El carbonato cálcico provoca una neutralización de los ácidos formados en la descomposición del material orgánico, por lo que se produce una hidrólisis neutra pero con una solución muy rica en calcio y con algo de silicio procedente de la escasa hidrólisis de los minerales primarios de estructura diferente a los filosilicatos.

Las ilitas que están con frecuencia asociadas a las calizas, sufren un ataque por esta solución que hace que parte de aluminio octaédrico sea reemplazado por el silicio de la solución; este aluminio va reemplazando al magnesio que había ocupado su lugar en la capa octaédrica. Se produce una disminución en los déficits de carga iniciales que provoca que las láminas se abran para permitir la salida del potasio que ahora sobra.

Esa apretura de las láminas es aprovechada por el calcio presente, y por el magnesio desplazado, para ir sustituyendo al potasio interlaminar y forzando la apertura de las hojas micáceas por el mayor tamaño de estos elementos. El resultado es un mineral sin sustituciones en la capa tetraédrica, con una capa octaédrica alumínica con escasas sustituciones magnésicas, y con los deficits de carga satisfechos por elementos hidratados que elevan el espaciado basal. La ilita inicial se ha transformado en una montmorillonita, más estable en el suelo.

Mica
Mica abierta

 

El suelo solo ha sufrido un leve proceso de alteración en el contacto del horizonte A con el material original lo que da lugar a un horizonte Bw, además de haber sufrido un lavado de los carbonatos, no muy intenso porque estos procesos se dan en medios algo confinados que impidan un lavado total del calcio procedente de la caliza. El suelo así generado se conoce como Cambisol y posee una buena capacidad de retención de iones por la presencia de la esmectita formada, aunque el contenido en arcilla no es muy elevado y la retención de agua es poco importante, lo cual no tiene demasiada importancia en un clima con suficiente precipitación y de baja evaporación por su temperatura fresca.

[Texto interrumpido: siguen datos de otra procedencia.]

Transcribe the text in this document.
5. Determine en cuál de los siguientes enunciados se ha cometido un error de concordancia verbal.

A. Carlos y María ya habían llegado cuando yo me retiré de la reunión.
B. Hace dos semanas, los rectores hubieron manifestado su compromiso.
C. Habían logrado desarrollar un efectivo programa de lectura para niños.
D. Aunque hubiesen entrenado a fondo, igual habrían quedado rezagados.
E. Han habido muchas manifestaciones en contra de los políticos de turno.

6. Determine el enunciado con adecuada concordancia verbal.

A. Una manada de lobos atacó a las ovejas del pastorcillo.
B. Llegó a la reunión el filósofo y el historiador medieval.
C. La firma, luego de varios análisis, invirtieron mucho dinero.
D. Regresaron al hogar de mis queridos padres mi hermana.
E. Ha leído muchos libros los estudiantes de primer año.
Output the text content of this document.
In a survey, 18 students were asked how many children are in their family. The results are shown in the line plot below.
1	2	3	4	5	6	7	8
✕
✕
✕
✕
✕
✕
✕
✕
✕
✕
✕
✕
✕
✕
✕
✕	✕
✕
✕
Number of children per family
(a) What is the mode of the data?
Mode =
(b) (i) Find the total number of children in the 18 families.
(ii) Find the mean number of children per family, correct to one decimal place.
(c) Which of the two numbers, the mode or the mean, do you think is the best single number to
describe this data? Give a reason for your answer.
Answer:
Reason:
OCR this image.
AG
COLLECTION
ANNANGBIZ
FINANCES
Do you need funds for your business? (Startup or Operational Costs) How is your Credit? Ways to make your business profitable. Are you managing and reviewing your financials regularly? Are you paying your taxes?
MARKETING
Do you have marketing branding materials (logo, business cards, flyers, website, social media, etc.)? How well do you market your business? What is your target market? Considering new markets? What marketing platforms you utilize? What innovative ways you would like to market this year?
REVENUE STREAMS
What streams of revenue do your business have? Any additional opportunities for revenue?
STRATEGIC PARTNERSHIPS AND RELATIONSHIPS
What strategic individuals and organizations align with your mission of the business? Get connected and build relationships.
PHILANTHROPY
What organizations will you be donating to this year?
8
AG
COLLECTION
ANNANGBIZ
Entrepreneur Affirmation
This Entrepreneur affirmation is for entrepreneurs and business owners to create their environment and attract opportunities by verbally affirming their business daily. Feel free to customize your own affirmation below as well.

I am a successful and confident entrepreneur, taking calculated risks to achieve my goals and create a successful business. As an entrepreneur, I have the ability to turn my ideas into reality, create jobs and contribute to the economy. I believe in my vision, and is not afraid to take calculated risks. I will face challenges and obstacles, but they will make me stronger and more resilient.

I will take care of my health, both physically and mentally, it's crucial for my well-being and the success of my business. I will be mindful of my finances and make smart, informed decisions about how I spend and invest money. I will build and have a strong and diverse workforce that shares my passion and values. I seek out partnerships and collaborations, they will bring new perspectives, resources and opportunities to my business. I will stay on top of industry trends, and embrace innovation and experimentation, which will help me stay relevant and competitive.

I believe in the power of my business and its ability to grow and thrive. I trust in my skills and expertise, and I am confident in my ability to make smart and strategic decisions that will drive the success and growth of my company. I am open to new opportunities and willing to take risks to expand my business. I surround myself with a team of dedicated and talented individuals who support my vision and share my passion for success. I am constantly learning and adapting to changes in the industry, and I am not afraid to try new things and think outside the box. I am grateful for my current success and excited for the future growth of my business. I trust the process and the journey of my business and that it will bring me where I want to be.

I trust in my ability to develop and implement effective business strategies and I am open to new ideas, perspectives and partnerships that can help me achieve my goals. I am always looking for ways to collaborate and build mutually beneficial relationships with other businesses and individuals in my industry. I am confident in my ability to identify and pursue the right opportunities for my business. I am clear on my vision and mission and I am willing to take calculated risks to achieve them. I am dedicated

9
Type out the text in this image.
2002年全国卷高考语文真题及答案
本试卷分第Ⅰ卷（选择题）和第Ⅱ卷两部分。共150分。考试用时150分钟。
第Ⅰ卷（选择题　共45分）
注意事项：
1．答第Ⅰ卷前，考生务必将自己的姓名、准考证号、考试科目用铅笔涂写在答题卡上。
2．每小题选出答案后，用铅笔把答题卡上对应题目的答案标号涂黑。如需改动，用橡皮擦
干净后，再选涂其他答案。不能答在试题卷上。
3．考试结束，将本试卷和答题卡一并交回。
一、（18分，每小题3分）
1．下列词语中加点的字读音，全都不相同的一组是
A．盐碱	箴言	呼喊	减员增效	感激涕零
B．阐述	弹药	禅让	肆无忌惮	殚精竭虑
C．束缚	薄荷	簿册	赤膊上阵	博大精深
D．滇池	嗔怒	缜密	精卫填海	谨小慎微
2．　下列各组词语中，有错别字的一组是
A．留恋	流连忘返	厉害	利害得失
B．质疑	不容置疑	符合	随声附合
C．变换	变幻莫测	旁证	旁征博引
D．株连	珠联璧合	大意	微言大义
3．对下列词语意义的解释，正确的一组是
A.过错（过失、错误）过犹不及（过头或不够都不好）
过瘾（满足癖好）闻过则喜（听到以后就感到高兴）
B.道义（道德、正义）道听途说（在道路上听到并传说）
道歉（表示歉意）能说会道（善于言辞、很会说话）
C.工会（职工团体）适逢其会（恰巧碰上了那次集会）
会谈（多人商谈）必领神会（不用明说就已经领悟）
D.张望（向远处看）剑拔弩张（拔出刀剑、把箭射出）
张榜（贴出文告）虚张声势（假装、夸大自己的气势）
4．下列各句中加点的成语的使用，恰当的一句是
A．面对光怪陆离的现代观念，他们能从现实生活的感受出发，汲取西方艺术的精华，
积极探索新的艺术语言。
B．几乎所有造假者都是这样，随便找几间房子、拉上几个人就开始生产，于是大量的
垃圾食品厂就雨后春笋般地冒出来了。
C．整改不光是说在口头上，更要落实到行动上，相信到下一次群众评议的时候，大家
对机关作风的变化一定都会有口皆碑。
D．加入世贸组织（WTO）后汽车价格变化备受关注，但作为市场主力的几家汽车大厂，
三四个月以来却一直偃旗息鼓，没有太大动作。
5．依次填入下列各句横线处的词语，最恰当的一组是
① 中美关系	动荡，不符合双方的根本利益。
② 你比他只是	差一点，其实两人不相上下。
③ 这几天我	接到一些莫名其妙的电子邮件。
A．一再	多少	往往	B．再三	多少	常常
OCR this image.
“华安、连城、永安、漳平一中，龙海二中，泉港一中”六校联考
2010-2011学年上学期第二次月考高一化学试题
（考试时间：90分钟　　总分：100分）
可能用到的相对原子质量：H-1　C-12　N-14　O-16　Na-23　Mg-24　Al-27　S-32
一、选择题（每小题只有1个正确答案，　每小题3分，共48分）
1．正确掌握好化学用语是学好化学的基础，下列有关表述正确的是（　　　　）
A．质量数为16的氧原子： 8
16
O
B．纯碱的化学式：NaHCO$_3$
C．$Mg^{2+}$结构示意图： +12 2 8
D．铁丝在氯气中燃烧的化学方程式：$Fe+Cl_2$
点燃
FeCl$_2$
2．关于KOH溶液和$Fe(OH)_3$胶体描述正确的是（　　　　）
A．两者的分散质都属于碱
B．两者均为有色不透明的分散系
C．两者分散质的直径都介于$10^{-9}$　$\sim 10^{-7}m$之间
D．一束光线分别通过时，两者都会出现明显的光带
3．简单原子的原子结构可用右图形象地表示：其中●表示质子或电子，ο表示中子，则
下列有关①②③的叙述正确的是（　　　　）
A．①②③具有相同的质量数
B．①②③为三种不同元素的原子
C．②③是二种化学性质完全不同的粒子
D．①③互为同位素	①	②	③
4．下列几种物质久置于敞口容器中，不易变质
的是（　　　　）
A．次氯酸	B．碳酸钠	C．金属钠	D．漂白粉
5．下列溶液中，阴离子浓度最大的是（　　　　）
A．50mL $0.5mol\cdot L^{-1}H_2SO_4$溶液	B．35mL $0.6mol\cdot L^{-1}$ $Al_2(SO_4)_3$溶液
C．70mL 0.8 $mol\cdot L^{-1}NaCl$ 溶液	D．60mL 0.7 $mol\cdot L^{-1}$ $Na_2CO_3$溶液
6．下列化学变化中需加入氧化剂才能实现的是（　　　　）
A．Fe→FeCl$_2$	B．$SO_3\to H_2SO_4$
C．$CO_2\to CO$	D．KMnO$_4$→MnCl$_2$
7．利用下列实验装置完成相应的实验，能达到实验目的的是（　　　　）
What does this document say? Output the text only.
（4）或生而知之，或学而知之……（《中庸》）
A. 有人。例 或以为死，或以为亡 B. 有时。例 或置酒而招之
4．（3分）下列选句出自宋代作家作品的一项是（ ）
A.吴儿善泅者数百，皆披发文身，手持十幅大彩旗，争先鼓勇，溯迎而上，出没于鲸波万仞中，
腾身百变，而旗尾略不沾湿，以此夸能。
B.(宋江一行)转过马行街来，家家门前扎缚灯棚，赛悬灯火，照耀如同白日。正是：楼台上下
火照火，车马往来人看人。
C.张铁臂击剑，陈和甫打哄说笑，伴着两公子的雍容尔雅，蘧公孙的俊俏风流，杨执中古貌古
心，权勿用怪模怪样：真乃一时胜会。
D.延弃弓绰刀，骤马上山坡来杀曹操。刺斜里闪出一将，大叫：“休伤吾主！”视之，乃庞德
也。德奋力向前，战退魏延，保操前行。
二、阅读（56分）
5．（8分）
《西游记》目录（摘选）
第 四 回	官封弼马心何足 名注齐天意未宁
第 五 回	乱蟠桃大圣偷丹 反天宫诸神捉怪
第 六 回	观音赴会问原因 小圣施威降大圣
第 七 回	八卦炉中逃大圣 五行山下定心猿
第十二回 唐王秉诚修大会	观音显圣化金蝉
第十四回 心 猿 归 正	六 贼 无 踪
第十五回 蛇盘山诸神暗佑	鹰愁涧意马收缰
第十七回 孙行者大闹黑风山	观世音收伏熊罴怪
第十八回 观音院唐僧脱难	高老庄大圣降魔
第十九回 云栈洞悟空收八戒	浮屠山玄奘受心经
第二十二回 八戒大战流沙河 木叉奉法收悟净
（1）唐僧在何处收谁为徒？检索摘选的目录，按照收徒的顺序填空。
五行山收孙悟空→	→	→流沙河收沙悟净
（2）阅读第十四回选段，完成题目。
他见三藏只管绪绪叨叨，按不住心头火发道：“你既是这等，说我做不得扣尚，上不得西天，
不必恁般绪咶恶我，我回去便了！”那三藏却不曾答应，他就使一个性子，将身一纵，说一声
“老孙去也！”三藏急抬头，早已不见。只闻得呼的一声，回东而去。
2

Si las rocas son dolomíticas, la abundancia de magnesio hace que éste predomine sobre el calcio en la intercapa a la par que se hace predominante en la capa octaédrica; el mineral formado es la vermiculita en lugar de la esmectita. Este cambio no afecta al tipo de suelo formado aunque sí modifica sus características.

 

Hidrólisis ácida.

Cuando el material original no es eminentemente básico, la acidez de la materia orgánica predomina sobre la basicidad generada en los incipientes procesos de alteración geoquímica. Se crea un medio levemente ácido en el que solo existe algo de silicio en forma aniónica. Este exceso de silicio favorece su entrada en las capas tetraédricas de los minerales micáceos abiertos, sustituyendo al aluminio y disminuyendo la carga del mineral. Ello favorece la salida del potasio interlaminar, que va siendo sustituido por parte del aluminio eliminado de la capa tetraédrica. La disminución de carga favorece la apertura de las láminas y la entrada de moléculas de agua, formándose un mineral semejante a la vermiculita solo que alumínico. Este mineral se conoce como hidromica o vermiculita dioctaédrica, que es poco estable.

Cuando el medio es confinado con un escaso drenaje, el aluminio de la intercapa puede acabar formando gibsita, con lo que aparece un mineral semejante a las cloritas pero con una capa gibsítica en lugar de la brucítica habitual. Este mineral se conoce como clorita alumínica y es propio y exclusivo de estos medios de baja alteración geoquímica, con rocas preferentemente ácidas y climas templados no excesivamente fríos ni húmedos.

La alteración no es muy alta, la formación de arcilla débil y solo aparece un horizonte de tipo Bw, bajo un horizonte A muy humífero y ácido.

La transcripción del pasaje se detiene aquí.